直觉可能表明，运动和动态信息是基于视频的动作识别的关键。相比之下，有证据表明，最新的深入学习视频理解架构偏向单帧可用的静态信息。目前，缺少用于隔离视频中动态信息影响的方法和相应的数据集。他们的缺席使得很难理解当代体系结构如何利用动态和静态信息。我们以新颖的外观免费数据集（AFD）做出反应，以进行动作识别。 AFD缺乏与单个帧中的动作识别有关的静态信息。动力学的建模对于解决任务是必要的，因为仅通过考虑时间维度才能明显作用。我们评估了AFD上的11种当代行动识别体系结构及其相关的RGB视频。我们的结果表明，与RGB相比，AFD上所有体系结构的性能均显着下降。我们还对人类进行了免费研究，该研究表明他们在AFD和RGB上的识别准确性非常相似，并且比AFD评估的体系结构要好得多。我们的结果激发了一种新颖的体系结构，在当代设计中，在AFD和RGB上的最佳性能中恢复了光流的明确恢复。

Deep convolutional networks have achieved great success for visual recognition in still images. However, for action recognition in videos, the advantage over traditional methods is not so evident. This paper aims to discover the principles to design effective ConvNet architectures for action recognition in videos and learn these models given limited training samples. Our first contribution is temporal segment network (TSN), a novel framework for video-based action recognition. which is based on the idea of long-range temporal structure modeling. It combines a sparse temporal sampling strategy and video-level supervision to enable efficient and effective learning using the whole action video. The other contribution is our study on a series of good practices in learning ConvNets on video data with the help of temporal segment network. Our approach obtains the state-the-of-art performance on the datasets of HMDB51 (69.4%) and UCF101 (94.2%). We also visualize the learned ConvNet models, which qualitatively demonstrates the effectiveness of temporal segment network and the proposed good practices. 1

In this paper we discuss several forms of spatiotemporal convolutions for video analysis and study their effects on action recognition. Our motivation stems from the observation that 2D CNNs applied to individual frames of the video have remained solid performers in action recognition. In this work we empirically demonstrate the accuracy advantages of 3D CNNs over 2D CNNs within the framework of residual learning. Furthermore, we show that factorizing the 3D convolutional filters into separate spatial and temporal components yields significantly gains in accuracy. Our empirical study leads to the design of a new spatiotemporal convolutional block "R(2+1)D" which produces CNNs that achieve results comparable or superior to the state-of-theart on Sports-1M, Kinetics, UCF101, and HMDB51.

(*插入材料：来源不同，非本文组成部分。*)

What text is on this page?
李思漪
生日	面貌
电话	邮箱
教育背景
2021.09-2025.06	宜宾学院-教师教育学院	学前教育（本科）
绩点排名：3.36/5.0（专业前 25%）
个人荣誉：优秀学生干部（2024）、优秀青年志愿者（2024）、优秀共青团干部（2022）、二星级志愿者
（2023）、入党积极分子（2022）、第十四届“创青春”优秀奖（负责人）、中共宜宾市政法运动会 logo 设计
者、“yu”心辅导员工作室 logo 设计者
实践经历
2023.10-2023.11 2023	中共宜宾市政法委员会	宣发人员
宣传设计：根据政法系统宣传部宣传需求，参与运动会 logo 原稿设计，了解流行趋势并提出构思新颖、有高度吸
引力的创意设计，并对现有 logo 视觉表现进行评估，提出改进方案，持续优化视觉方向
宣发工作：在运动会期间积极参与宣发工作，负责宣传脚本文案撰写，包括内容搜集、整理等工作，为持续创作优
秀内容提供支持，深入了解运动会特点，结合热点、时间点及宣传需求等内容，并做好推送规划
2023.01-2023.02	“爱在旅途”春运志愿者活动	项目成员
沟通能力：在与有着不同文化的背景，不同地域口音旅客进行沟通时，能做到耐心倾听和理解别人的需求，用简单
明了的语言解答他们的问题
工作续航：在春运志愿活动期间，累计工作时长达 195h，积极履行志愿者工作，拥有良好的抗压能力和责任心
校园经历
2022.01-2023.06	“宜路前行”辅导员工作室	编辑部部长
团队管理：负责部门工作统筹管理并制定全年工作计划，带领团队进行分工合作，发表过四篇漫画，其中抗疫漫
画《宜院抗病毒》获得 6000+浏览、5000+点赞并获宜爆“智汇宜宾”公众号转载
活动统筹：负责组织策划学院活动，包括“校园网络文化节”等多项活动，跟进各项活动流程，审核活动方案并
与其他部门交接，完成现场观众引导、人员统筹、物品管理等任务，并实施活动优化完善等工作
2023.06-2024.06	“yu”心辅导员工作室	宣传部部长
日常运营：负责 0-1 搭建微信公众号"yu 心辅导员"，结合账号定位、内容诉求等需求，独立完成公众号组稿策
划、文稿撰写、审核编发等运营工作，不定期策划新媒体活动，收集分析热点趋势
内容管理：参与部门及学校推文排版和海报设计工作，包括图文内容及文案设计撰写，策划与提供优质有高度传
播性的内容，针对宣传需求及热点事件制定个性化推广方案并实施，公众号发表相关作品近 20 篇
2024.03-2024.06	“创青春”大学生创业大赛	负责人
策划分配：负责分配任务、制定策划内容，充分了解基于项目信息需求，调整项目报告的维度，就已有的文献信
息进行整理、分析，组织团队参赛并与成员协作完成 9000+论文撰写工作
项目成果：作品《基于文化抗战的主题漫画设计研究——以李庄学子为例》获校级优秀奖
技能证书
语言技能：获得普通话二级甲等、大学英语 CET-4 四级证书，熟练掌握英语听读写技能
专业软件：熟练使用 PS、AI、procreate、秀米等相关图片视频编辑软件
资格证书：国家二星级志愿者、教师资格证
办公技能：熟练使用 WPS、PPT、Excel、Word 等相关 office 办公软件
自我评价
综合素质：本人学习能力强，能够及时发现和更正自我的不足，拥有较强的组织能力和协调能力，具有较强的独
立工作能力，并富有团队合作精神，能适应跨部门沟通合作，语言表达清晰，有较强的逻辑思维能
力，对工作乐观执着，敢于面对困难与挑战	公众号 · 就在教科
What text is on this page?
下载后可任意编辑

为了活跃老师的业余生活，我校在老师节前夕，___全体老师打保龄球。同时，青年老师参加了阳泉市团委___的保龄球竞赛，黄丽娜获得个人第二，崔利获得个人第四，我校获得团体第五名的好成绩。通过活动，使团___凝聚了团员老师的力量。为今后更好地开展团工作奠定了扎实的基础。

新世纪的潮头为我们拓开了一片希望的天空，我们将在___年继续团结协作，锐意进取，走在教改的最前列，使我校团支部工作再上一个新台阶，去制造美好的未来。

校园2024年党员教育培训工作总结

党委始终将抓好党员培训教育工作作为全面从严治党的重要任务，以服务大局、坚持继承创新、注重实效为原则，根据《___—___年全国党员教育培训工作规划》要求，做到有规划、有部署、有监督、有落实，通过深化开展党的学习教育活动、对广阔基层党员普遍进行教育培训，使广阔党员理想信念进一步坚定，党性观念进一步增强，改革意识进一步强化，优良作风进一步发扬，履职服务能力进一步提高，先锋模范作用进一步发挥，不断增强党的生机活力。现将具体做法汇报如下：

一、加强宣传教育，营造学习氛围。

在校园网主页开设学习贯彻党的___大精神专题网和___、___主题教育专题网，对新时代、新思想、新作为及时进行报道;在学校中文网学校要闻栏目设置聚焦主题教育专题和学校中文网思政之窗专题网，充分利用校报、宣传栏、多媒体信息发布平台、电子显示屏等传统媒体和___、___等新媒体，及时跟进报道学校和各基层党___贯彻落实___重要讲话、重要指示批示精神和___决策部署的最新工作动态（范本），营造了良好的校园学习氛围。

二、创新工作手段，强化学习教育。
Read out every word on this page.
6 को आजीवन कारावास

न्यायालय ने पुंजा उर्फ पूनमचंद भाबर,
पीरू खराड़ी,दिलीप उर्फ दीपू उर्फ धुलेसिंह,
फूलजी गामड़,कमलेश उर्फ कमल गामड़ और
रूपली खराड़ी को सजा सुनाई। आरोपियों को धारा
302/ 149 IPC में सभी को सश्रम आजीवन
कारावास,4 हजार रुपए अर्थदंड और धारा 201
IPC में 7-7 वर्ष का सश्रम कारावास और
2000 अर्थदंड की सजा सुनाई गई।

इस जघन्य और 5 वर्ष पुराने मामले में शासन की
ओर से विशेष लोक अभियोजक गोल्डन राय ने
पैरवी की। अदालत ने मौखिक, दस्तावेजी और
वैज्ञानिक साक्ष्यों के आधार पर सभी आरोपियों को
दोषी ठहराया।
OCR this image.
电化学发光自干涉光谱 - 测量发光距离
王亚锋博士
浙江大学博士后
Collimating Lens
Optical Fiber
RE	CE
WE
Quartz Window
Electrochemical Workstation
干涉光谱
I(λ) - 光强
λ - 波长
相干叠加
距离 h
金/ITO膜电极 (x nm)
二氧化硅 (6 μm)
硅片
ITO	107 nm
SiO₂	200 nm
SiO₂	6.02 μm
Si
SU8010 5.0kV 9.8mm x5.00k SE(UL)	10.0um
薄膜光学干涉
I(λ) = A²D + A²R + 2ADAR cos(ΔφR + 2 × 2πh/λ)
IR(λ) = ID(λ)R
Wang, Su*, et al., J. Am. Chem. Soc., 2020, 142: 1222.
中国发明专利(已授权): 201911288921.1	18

Recent applications of Convolutional Neural Networks (ConvNets) for human action recognition in videos have proposed different solutions for incorporating the appearance and motion information. We study a number of ways of fusing ConvNet towers both spatially and temporally in order to best take advantage of this spatio-temporal information. We make the following findings: (i) that rather than fusing at the softmax layer, a spatial and temporal network can be fused at a convolution layer without loss of performance, but with a substantial saving in parameters;(ii) that it is better to fuse such networks spatially at the last convolutional layer than earlier, and that additionally fusing at the class prediction layer can boost accuracy; finally (iii) that pooling of abstract convolutional features over spatiotemporal neighbourhoods further boosts performance. Based on these studies we propose a new ConvNet architecture for spatiotemporal fusion of video snippets, and evaluate its performance on standard benchmarks where this architecture achieves stateof-the-art results. Our code and models are available at http://www.robots.ox.ac.uk/ vgg/software/two stream action

事件摄像机是新型生物启发传感器，其异步捕获“事件”形式的像素级强度变化。由于它们的传感机制，事件相机几乎没有运动模糊，这是一个非常高的时间分辨率，并且需要比传统的基于帧的相机更小的电力和存储器。这些特性使它们成为一个完美的拟合若干现实世界应用，如在可穿戴设备上的专门动作识别，其中快速相机运动和有限的电力挑战传统视觉传感器。然而，迄今为止，基于事件的愿景的不断增长的愿景领域已经忽略了在此类应用中的活动摄像机的潜力。在本文中，我们表明事件数据是自我监测行动识别的非常有价值的模态。为此，我们介绍了N-EPIC-Kitchens，这是大型史诗厨房数据集的第一个基于事件的相机扩展。在此背景下，我们提出了两种策略：（i）使用传统的视频处理架构（E $ ^ 2 $（GO））和（ii）使用事件数据直接处理事件相机数据（E $ ^ 2 $（GO））和蒸馏光流信息（E $ ^ 2 $（go）mo）。在我们提出的基准测试中，我们表明事件数据为RGB和光流提供了可比性的性能，但在部署时没有任何额外的流量计算，以及相对于RGB的信息高达4％的性能。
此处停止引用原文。